Las tribus empezaron entonces a guerrear por la posesión de los últimos bosques. Se acabó la comida, y los pascuenses comenzaron a practicar el canibalismo. La anarquía se apoderó de este pequeño pedacito de tierra subtropical y finalmente, un nuevo orden se instauró en la isla, el del hombre-pájaro.
Orongo y el hombre pájaro
Todos los años, un representante de cada tribu descendía hasta el mar desde la ciudad ceremonial de Orongo, a 400 metros de altura en línea recta, junto al borde del cráter del volcán Rano Kau. Los elegidos debían nadar un kilómetro y medio en unas aguas atestadas de tiburones hasta alcanzar los islotes de Motu Nui, Motu Kao Kao y Motu Iti, donde la gaviota pascuense ponía su primer huevo del año. Una vez encontrado y guardado, el afortunado nadador ascendía de nuevo hasta la cima del volcán sin que se rompiera. El ganador sería coronado rey de la isla y podría matar a tres jefes de tribus rivales.
La Isla de Pascua es un sitio único por sus centollas, sus flores de colores y sus calmos bosques de eucalipto.

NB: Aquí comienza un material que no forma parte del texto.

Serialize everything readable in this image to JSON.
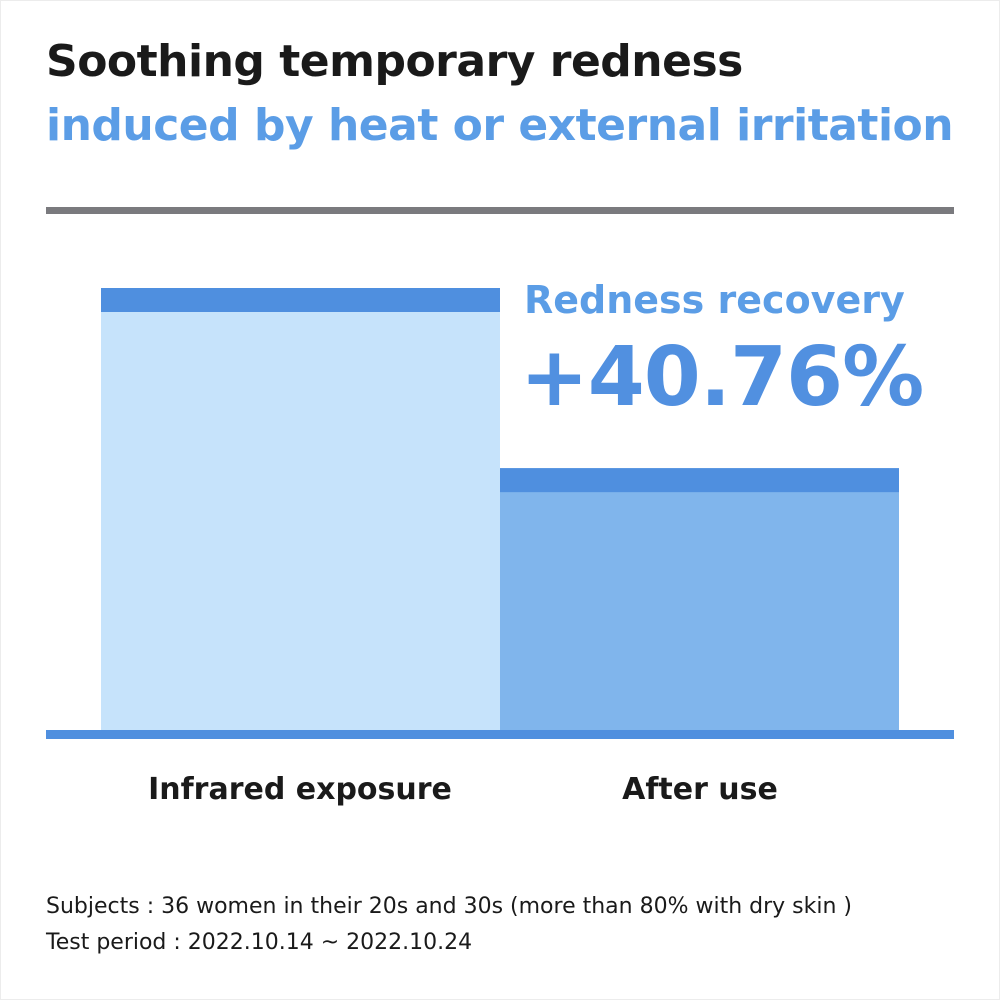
{
  "title": "Soothing temporary redness",
  "subtitle": "induced by heat or external irritation",
  "callout": {
    "label": "Redness recovery",
    "value": "+40.76%"
  },
  "chart_data": {
    "type": "bar",
    "categories": [
      "Infrared exposure",
      "After use"
    ],
    "values": [
      100,
      59.24
    ],
    "title": "",
    "xlabel": "",
    "ylabel": "",
    "ylim": [
      0,
      100
    ],
    "grid": false,
    "legend": "none",
    "colors": {
      "bar_fill": [
        "#c6e3fb",
        "#80b5ec"
      ],
      "bar_cap": "#4f8fdf",
      "baseline": "#4f8fdf"
    }
  },
  "footnotes": [
    "Subjects : 36 women in their 20s and 30s (more than 80% with dry skin )",
    "Test period : 2022.10.14 ~ 2022.10.24"
  ]
}
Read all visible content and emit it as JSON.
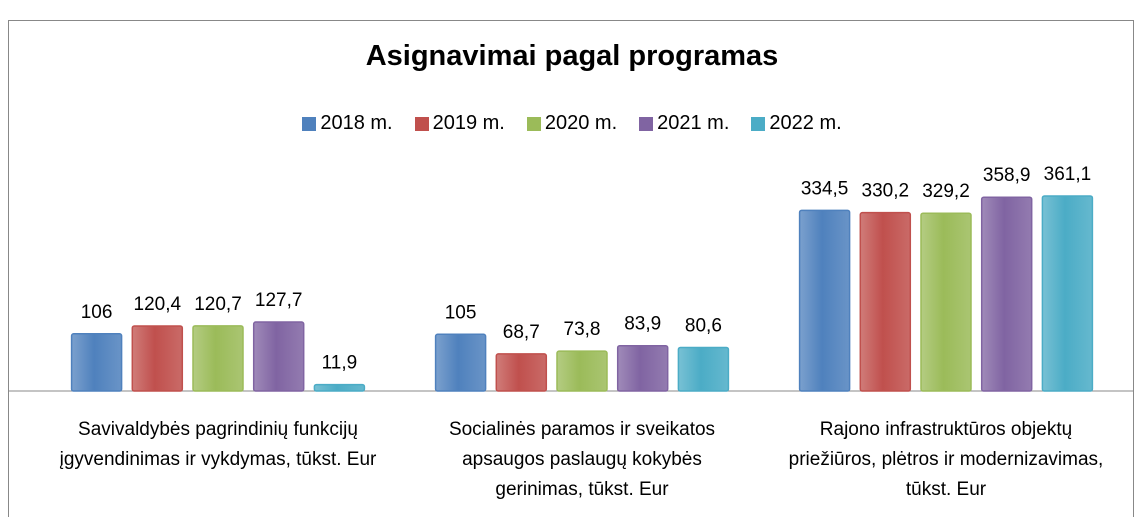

Pero la Isla de Pascua es mucho más que sus moais, que sus volcanes y que sus leyendas. Es un sitio único por sus centollas, por sus flores de colores, por la tranquilidad de sus bosques de eucalipto y de sus gentes, por su playa paradisíaca de Anakena, por sus aguas cristalinas, por la red de galerías subterráneas (antiguos canales de lava), por sus peces tropicales, por su cárcel (en la que los presos venden artesanías y ganan más que los carceleros), por sus bailes polinésicos en honor a la guerra, por su descenso en troncos de bananero, por sus olas, por sus pasteles de plátanos, por el incomprensible idioma rongo-rongo, por sus guayabas que crecen hasta debajo de las piedras, por su soledad, por su melancolía, por su belleza.